The thing is, I spent years hiding it. Hiding that I had this factory defect that couldn't be fixed. Hiding this scar that I had on my brain. Because to me, it seemed like my pain wasn't quite as worthy as others. Like my pain wasn't nearly as important as say, a 9/11 survivor or a war veteran. I was just a teenage girl who had abandonment issues from her dad, attention issues from her mom, empty promises from a string of boyfriends that I should have known not to trust at that early age, and the death of the only father figure I knew. I thought that other people saw and dealt with so much more on a daily basis and my pain just wasn't enough to worry someone else over. So, I hid it. I pushed through. I was that horse that's partner passes out and takes the full load on my own. Now, after so many years, I'm finally out of steam. The problem however, is that I hid it too well.
For years, and probably even now, all I really wanted was to be noticed. And not just to be noticed but to be transparent. To have one person that could see through every wall I'd put up trying to protect myself. To find one person who could see the depression, even though I hid it.

No one ever saw it.

Some days, I didn't even see it.

But it's there. And it rears it's ugly head.
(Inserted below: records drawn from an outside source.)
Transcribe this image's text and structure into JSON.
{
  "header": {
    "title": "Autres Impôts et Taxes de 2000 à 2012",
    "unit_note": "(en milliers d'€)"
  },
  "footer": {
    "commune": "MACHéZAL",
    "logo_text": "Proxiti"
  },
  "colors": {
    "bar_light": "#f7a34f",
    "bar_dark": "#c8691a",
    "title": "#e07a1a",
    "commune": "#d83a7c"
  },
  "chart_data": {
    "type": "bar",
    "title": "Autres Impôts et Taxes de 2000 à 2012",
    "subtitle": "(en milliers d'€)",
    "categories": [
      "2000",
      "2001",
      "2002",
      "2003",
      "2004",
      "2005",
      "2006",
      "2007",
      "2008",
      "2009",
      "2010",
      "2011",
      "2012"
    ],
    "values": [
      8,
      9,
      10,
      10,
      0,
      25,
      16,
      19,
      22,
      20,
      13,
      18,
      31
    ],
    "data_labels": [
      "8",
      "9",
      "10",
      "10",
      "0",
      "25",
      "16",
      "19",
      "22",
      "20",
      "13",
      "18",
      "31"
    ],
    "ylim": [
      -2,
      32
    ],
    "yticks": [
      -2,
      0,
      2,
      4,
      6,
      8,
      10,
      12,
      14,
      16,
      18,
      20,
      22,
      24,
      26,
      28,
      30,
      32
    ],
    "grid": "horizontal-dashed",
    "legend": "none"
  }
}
I have days where I can't get out of bed. I have days where I feel like I'm Atlas, and God forbid that I shrug. I have days where I'm happy, and I have energy, and I feel great. I have days where I can't keep anything in my stomach, I can't even put anything in my stomach. I have days where I wonder what the world would be like if I wasn't in it. I have days where I think of how much less of a burden it would be if I wasn't around. Then I have the nights. I have the nights where I just want to cry myself to sleep. I have the nights where I stare blankly at the words on a page or at the TV screen. I have nights where I can't sleep. I have the nights that I think to myself "I should have just killed myself all those years ago."

So, to any reader I have out there, which probably isn't any; my question for you is this: How do I stop hiding it, if it's the one thing I excel at?